Katz told the Post, "My wife and I soon realized that there were dozens of Aarons out there. These men and women deserve not only the best that the defense sector has to offer, they deserve the best that the private sector has to offer as well."
Though it started with plastic reconstruction, Operation Mend has expanded to include a host of other highly technical specialties, including orthopedic reconstruction, airway reconstruction and mental health programs for both soldiers and their caregivers.
Veterans face some incredible odds upon their return to civilian life, chief among them being their health issues. Of the two million veterans from Iraq and Afghanistan who’ve already returned home, the Los Angeles Times reports most endure recurring issues from physical trauma that include post-traumatic stress disorder (PTSD), hearing loss and tinnitus, and head injuries.

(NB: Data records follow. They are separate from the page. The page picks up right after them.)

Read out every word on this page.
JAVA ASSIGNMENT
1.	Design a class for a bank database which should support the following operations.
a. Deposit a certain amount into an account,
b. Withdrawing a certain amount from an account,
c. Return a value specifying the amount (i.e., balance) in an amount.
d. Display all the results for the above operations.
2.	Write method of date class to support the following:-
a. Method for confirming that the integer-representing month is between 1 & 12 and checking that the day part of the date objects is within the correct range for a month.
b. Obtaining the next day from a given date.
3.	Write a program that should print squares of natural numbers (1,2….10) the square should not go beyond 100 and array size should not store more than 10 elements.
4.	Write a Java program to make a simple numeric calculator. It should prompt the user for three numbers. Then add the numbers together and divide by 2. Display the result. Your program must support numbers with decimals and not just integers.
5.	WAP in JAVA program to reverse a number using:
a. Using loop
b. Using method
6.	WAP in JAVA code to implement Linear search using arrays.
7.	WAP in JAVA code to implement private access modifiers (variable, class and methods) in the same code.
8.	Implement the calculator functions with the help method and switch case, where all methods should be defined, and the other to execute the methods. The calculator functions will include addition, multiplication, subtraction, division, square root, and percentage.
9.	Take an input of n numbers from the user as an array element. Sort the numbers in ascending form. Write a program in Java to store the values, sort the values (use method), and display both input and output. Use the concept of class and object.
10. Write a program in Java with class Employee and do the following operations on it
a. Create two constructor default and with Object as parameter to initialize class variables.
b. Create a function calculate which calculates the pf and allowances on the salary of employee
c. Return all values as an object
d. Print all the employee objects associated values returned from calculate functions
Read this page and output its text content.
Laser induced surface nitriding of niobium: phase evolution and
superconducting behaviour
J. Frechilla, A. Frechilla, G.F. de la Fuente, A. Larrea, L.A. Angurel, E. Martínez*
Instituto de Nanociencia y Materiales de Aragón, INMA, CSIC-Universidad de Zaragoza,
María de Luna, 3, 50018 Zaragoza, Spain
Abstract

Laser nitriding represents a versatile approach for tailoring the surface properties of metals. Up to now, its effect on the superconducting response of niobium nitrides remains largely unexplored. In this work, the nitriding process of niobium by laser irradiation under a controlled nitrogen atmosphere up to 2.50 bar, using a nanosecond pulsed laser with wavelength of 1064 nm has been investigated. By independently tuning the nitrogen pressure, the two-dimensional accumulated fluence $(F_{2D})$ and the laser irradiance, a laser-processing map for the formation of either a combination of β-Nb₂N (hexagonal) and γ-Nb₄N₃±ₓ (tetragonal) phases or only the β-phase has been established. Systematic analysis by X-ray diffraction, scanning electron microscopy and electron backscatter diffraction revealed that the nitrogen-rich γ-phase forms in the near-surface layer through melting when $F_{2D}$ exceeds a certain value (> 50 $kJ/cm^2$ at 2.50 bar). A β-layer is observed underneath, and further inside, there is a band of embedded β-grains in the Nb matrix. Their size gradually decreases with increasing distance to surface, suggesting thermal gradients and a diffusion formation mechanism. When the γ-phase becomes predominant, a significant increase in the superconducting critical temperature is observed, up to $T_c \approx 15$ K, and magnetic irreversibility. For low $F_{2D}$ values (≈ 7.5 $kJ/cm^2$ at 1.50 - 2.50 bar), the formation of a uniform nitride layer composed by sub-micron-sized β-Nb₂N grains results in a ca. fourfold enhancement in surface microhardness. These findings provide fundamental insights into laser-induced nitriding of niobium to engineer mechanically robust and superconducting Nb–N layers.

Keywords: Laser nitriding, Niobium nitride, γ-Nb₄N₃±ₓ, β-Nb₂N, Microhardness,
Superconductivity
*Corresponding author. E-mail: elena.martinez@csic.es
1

Operation Mend may be small in terms of the number of patients it can serve at any time (it will have served 72 this year), but it provides a place for our most severely injured to be treated by the nation’s most skilled medical staff using the latest in advanced techniques.
Obviously our returning soldiers are the most deserving of ample and expert medical care. But adopting veteran care as a cultural priority clearly has positive results for all of us. Children like Joshua Neidorf learn and can demonstrate real generosity and people in general come to understand we're so much stronger when we refuse to leave any of our own behind.
Are you a veteran or the loved one of a returning soldier? What would you like to see provided for them to make the transition to civilian life smoother?